The program is part of a proposal under the American Rescue Plan Act of 2021 and is the first legal assistance program under the Mental Health Act (Act 408-2000) with support staff covering all Puerto Rico, the entity said.
The goal is “to serve and offer access to the mental health population to integrated legal services with the participation of specialized professionals,” the organization stated.
The program not only provides legal representation to protect the rights of the participants and offer case follow-up but also has an educational component to guide and seek solutions to their needs.
Through the initiative, the Legal Aid Society of Puerto Rico addresses a need on the island, as services will be provided in nine of its 13 regional offices.
They will be divided as follows: Aibonito, Bayamón, Caguas, Carolina, San Juan, and the remaining four offices will be in Arecibo (also serving the Utuado region), Fajardo (also serving the Humacao region), Mayagüez (also serving the Aguadilla region) and Ponce (also serving the Guayama region). Each of the new program offices will staff an attorney, a social worker and an administrative assistant.
More than 5,000 cases are filed under Act 408 annually in Puerto Rico, the organization noted.
In the fiscal year 2021, there were more than 5,700 cases and over 7,100 court hearings in which the Legal Aid Society of Puerto Rico represented participants in mental health proceedings.
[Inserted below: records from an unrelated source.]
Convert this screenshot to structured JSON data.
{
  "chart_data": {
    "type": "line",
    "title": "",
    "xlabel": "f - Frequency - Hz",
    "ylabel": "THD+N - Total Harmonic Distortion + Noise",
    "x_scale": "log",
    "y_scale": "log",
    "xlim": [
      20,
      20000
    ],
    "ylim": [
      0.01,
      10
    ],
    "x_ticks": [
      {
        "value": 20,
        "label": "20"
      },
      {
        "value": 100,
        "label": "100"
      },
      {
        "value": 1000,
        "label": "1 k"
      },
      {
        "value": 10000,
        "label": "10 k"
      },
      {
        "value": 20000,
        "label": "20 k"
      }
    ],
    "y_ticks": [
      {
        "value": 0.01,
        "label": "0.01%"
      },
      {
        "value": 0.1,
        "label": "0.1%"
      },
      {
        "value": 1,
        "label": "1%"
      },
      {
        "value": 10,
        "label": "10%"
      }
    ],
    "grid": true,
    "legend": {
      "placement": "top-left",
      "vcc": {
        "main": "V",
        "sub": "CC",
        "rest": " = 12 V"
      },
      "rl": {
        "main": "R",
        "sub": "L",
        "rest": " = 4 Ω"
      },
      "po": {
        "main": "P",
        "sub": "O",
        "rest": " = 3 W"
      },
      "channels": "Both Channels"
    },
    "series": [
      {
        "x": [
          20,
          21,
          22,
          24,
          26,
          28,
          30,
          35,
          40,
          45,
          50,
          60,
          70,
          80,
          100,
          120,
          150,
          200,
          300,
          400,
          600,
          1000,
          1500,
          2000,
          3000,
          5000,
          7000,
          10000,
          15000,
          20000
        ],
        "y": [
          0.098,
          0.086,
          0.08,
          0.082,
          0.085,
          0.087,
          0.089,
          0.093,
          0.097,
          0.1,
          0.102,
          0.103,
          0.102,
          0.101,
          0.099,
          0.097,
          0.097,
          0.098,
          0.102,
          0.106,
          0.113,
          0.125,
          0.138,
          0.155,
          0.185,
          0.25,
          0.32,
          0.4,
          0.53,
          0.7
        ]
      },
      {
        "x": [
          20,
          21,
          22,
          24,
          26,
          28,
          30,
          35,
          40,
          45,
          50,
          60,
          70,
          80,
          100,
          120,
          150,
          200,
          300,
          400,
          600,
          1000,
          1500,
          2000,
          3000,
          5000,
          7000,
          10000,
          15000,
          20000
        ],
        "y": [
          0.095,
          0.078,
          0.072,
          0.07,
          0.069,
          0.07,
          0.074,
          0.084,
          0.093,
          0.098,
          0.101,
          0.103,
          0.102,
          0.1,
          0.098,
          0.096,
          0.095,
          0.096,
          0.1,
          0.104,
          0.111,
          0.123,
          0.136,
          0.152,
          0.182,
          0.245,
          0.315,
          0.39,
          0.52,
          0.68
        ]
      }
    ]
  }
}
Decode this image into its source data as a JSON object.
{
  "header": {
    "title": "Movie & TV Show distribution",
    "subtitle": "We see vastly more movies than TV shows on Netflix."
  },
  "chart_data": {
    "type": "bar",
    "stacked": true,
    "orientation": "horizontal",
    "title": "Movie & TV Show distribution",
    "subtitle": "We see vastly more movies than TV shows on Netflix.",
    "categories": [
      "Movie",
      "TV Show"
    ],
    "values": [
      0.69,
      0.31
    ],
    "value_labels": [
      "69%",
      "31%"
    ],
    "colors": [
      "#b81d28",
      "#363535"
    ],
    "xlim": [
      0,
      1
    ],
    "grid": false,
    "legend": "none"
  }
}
These figures have been rising in the last two years, the group stated.
“This program opens a space to provide legal representation to vulnerable people subjected to involuntary commitment or compulsory treatment,” said Félix Vélez-Alejandro, the Legal Aid Society of Puerto Rico’s executive director.
“It ensures that these processes comply with due process and the best welfare of the participant,” he added.